Nous admettons celte identité sans doute très-légitime entre le poëte et l'interprète: c'est l'identité de la voix et de l'écho. M. Fiorentino a été un bel écho de l'Italie en France. Sa petite épigramme imméritée (car nous ne nous sommes jamais mis, comme poëte, au niveau seulement d'un vers du Dante) ne nous empêchera pas de remercier cet écrivain de son excellente interprétation.
Après lui M. Mongis, en vers, M. Brizeux, digne de lutter corps à corps, et plusieurs autres traducteurs sérieux ont tenté l'œuvre.
XXIII
M. de Lamennais, c'est-à-dire un souverain ouvrier de style, a consacré ses dernières années à une traduction littérale et mot à mot de la Divine Comédie. M. de Chateaubriand avait consacré ainsi ses dernières veilles d'écrivain à une traduction de Milton.
Il est glorieux sans doute pour l'Italie comme pour l'Angleterre que les deux plus grands prosateurs français de ce siècle n'aient pas jugé au-dessous de leur talent de copier ces deux modèles étrangers et d'écrire leurs noms sur les piédestaux éternels de Milton et de Dante; mais le système de traduction qu'ils ont adopté l'un et l'autre est, selon nous, un faux système, un jeu de plume plutôt qu'une fidélité de traducteur. Ils ont voulu, par une copie servile plutôt que fidèle, rendre le mot par le mot, la phrase par la phrase, la syllabe par la syllabe. Erreur! ils ont montré en cela qu'ils ne s'étaient pas rendu compte du génie des langues.

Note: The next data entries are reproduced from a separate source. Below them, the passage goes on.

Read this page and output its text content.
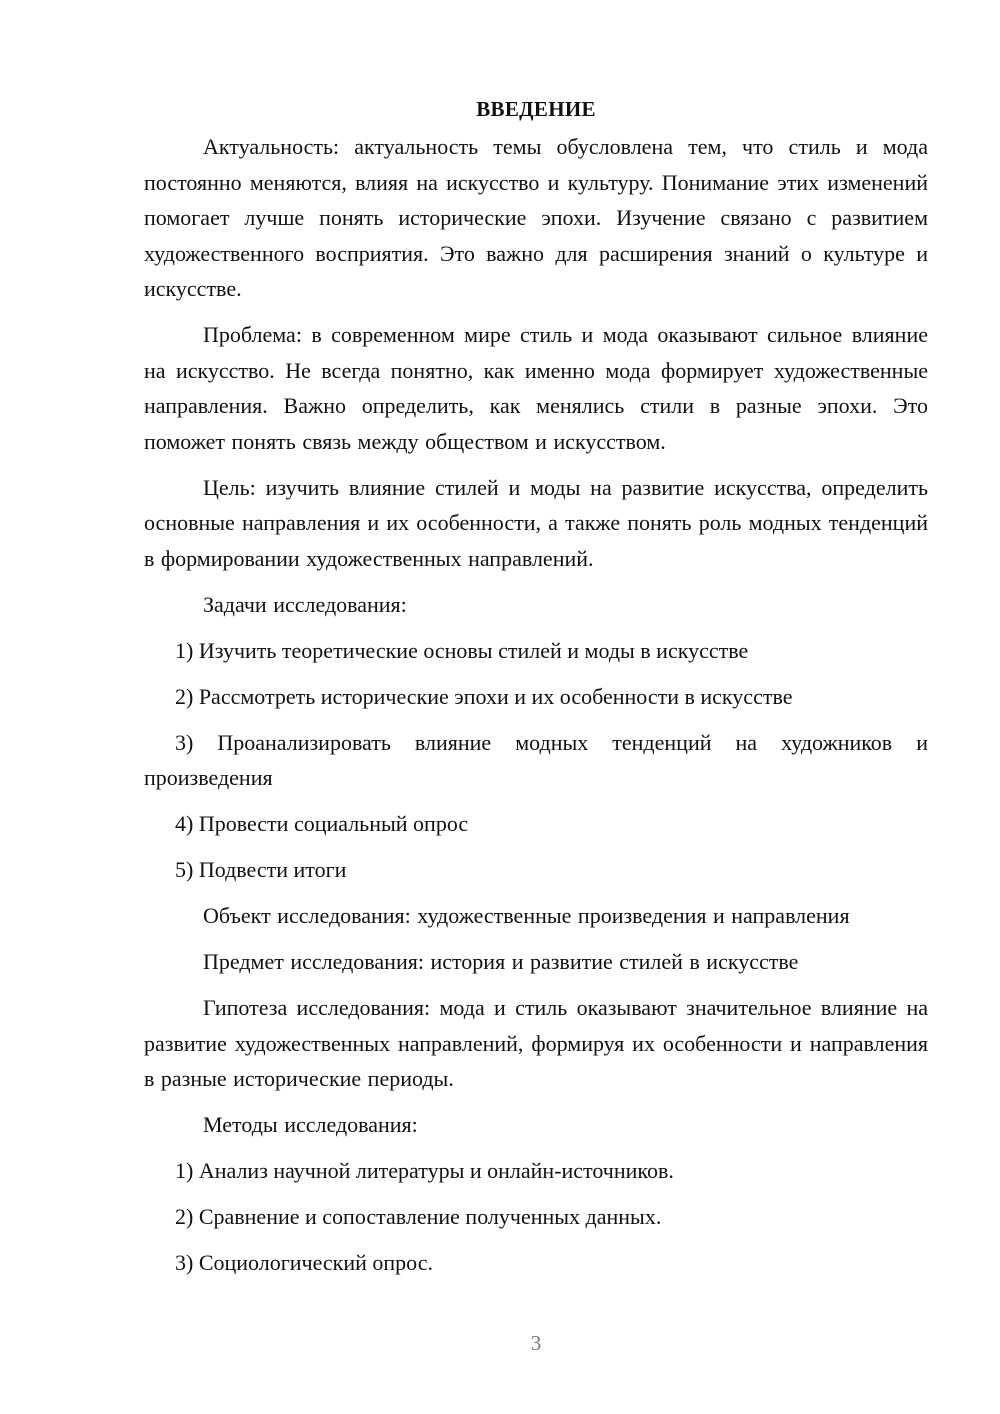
ВВЕДЕНИЕ

Актуальность: актуальность темы обусловлена тем, что стиль и мода постоянно меняются, влияя на искусство и культуру. Понимание этих изменений помогает лучше понять исторические эпохи. Изучение связано с развитием художественного восприятия. Это важно для расширения знаний о культуре и искусстве.

Проблема: в современном мире стиль и мода оказывают сильное влияние на искусство. Не всегда понятно, как именно мода формирует художественные направления. Важно определить, как менялись стили в разные эпохи. Это поможет понять связь между обществом и искусством.

Цель: изучить влияние стилей и моды на развитие искусства, определить основные направления и их особенности, а также понять роль модных тенденций в формировании художественных направлений.

Задачи исследования:

1) Изучить теоретические основы стилей и моды в искусстве

2) Рассмотреть исторические эпохи и их особенности в искусстве

3) Проанализировать влияние модных тенденций на художников и произведения

4) Провести социальный опрос

5) Подвести итоги

Объект исследования: художественные произведения и направления

Предмет исследования: история и развитие стилей в искусстве

Гипотеза исследования: мода и стиль оказывают значительное влияние на развитие художественных направлений, формируя их особенности и направления в разные исторические периоды.

Методы исследования:

1) Анализ научной литературы и онлайн-источников.

2) Сравнение и сопоставление полученных данных.

3) Социологический опрос.

3
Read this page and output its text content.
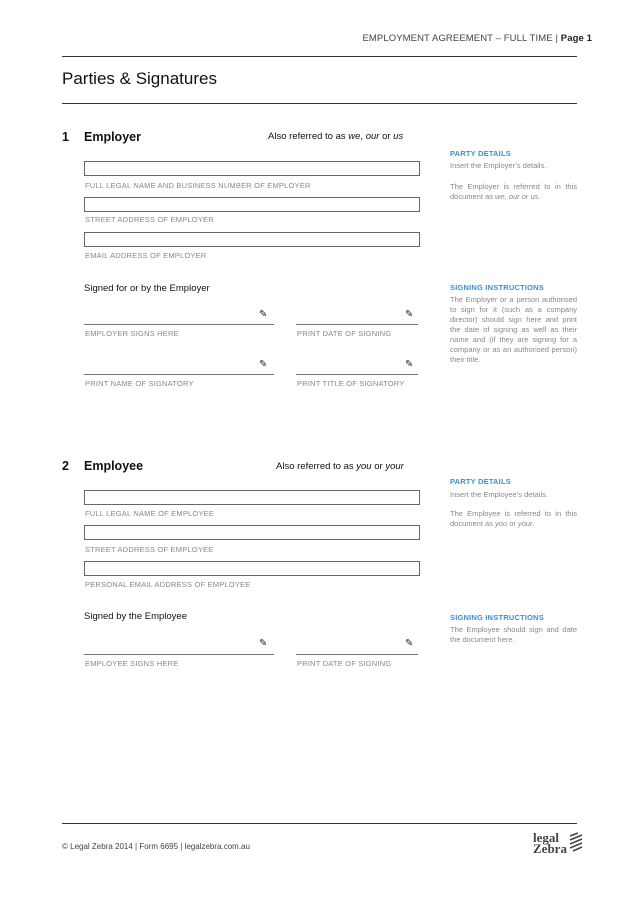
EMPLOYMENT AGREEMENT – FULL TIME | Page 1
Parties & Signatures
1 Employer	Also referred to as we, our or us
FULL LEGAL NAME AND BUSINESS NUMBER OF EMPLOYER
STREET ADDRESS OF EMPLOYER
EMAIL ADDRESS OF EMPLOYER
Signed for or by the Employer
✎
EMPLOYER SIGNS HERE
✎
PRINT DATE OF SIGNING
✎
PRINT NAME OF SIGNATORY
✎
PRINT TITLE OF SIGNATORY
PARTY DETAILS
Insert the Employer’s details.
The Employer is referred to in this document as we, our or us.
SIGNING INSTRUCTIONS
The Employer or a person authorised to sign for it (such as a company director) should sign here and print the date of signing as well as their name and (if they are signing for a company or as an authorised person) their title.
2 Employee	Also referred to as you or your
FULL LEGAL NAME OF EMPLOYEE
STREET ADDRESS OF EMPLOYEE
PERSONAL EMAIL ADDRESS OF EMPLOYEE
Signed by the Employee
✎
EMPLOYEE SIGNS HERE
✎
PRINT DATE OF SIGNING
PARTY DETAILS
Insert the Employee’s details.
The Employee is referred to in this document as you or your.
SIGNING INSTRUCTIONS
The Employee should sign and date the document here.
© Legal Zebra 2014 | Form 6695 | legalzebra.com.au
legal
Zebra
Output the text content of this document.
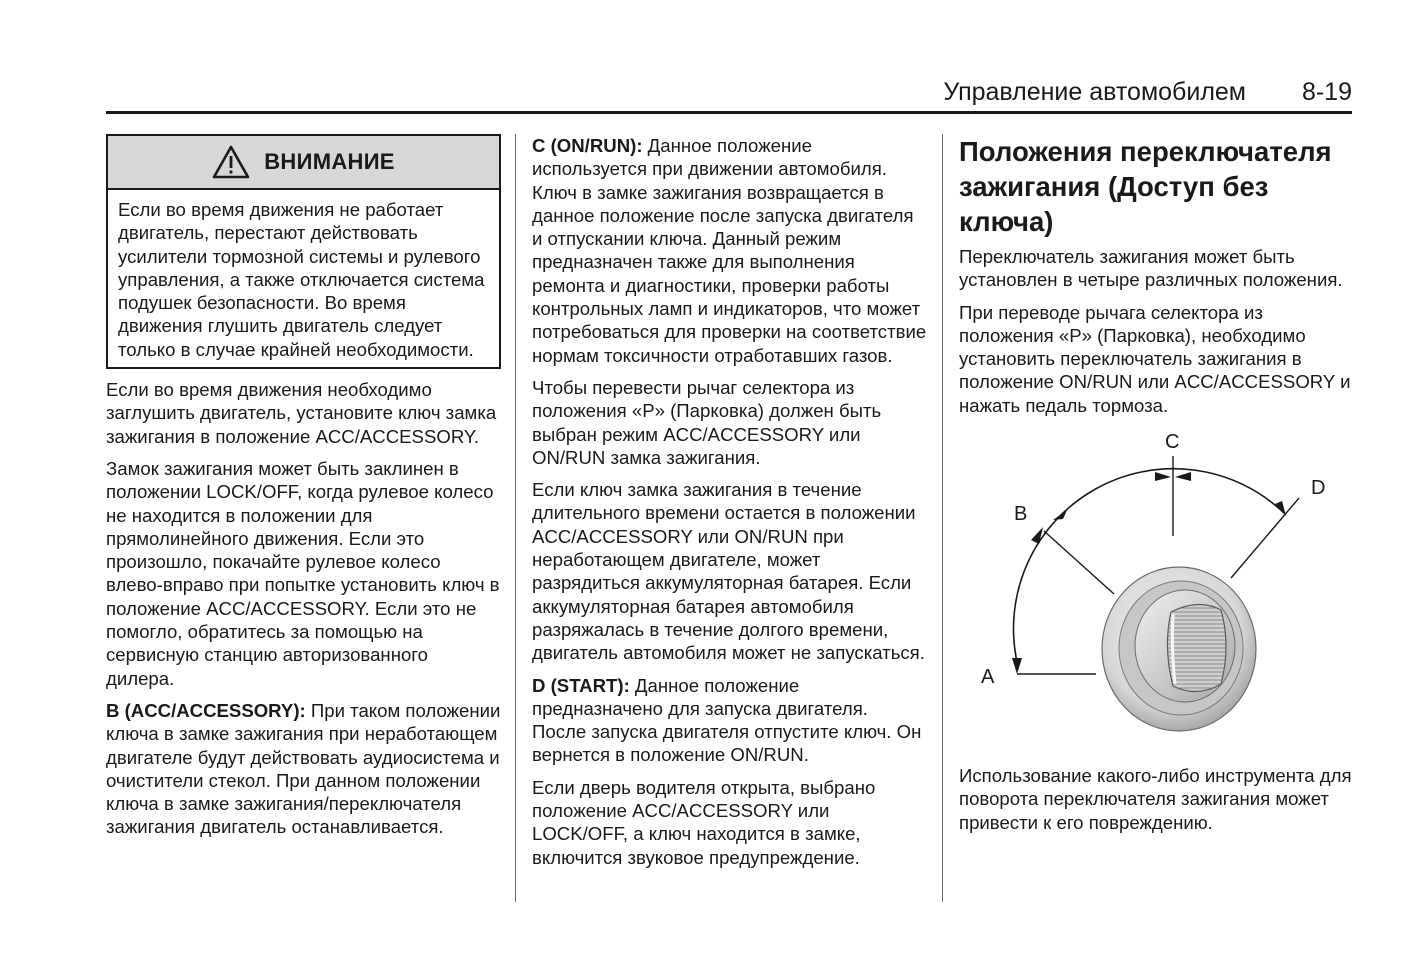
Управление автомобилем 8-19
ВНИМАНИЕ
Если во время движения не работает двигатель, перестают действовать усилители тормозной системы и рулевого управления, а также отключается система подушек безопасности. Во время движения глушить двигатель следует только в случае крайней необходимости.

Если во время движения необходимо заглушить двигатель, установите ключ замка зажигания в положение ACC/ACCESSORY.

Замок зажигания может быть заклинен в положении LOCK/OFF, когда рулевое колесо не находится в положении для прямолинейного движения. Если это произошло, покачайте рулевое колесо влево-вправо при попытке установить ключ в положение ACC/ACCESSORY. Если это не помогло, обратитесь за помощью на сервисную станцию авторизованного дилера.

B (ACC/ACCESSORY): При таком положении ключа в замке зажигания при неработающем двигателе будут действовать аудиосистема и очистители стекол. При данном положении ключа в замке зажигания/переключателя зажигания двигатель останавливается.

C (ON/RUN): Данное положение используется при движении автомобиля. Ключ в замке зажигания возвращается в данное положение после запуска двигателя и отпускании ключа. Данный режим предназначен также для выполнения ремонта и диагностики, проверки работы контрольных ламп и индикаторов, что может потребоваться для проверки на соответствие нормам токсичности отработавших газов.

Чтобы перевести рычаг селектора из положения «P» (Парковка) должен быть выбран режим ACC/ACCESSORY или ON/RUN замка зажигания.

Если ключ замка зажигания в течение длительного времени остается в положении ACC/ACCESSORY или ON/RUN при неработающем двигателе, может разрядиться аккумуляторная батарея. Если аккумуляторная батарея автомобиля разряжалась в течение долгого времени, двигатель автомобиля может не запускаться.

D (START): Данное положение предназначено для запуска двигателя. После запуска двигателя отпустите ключ. Он вернется в положение ON/RUN.

Если дверь водителя открыта, выбрано положение ACC/ACCESSORY или LOCK/OFF, а ключ находится в замке, включится звуковое предупреждение.

Положения переключателя зажигания (Доступ без ключа)

Переключатель зажигания может быть установлен в четыре различных положения.

При переводе рычага селектора из положения «P» (Парковка), необходимо установить переключатель зажигания в положение ON/RUN или ACC/ACCESSORY и нажать педаль тормоза.

A
B
C
D

Использование какого-либо инструмента для поворота переключателя зажигания может привести к его повреждению.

Que vous demande, en effet, le lecteur? Ce ne sont pas des mots qu'il demande, c'est du sens. Or deux langues différentes n'expriment pas le même sens dans les mêmes mots, ni même dans le même nombre de mots. Si vous vous astreignez à rendre puérilement le vers par le vers, le mot par le mot, le tercet par le tercet, l'octave par l'octave, que faites-vous? Vous faussez par l'effort votre propre langue sans parvenir à lui faire rendre ni la forme ni le sens de la langue que vous traduisez. L'instrument n'est pas le même; vous ne le manierez pas avec la même mesure et avec le même doigté. Vous faites ce que voudrait faire un musicien qui prétendrait imiter le violon avec la cimbale ou la flûte avec le tambourin. Encore une fois, ce n'est pas l'expression qu'il faut traduire, c'est le sentiment. Pour transvaser ce sentiment, cette poésie, cette harmonie, cette image, d'un dialecte dans un autre, vous n'avez pas trop de toute la liberté, de toute la souplesse, de toute la richesse de votre langue. Ne vous entravez donc pas vous-même en vous liant comme un bœuf servile au joug parallèle du mot à mot. C'est ce qu'avait fait M. de Chateaubriand pour Milton, c'est ce qu'a voulu faire M. de Lamennais pour le Dante; œuvre estimable, mais malheureuse, où la servilité détruit la fidélité.
XXIV
Un autre jeune traducteur de la Divine Comédie tente en ce moment une œuvre mille fois plus difficile, et, chose plus étonnante encore, il y réussit.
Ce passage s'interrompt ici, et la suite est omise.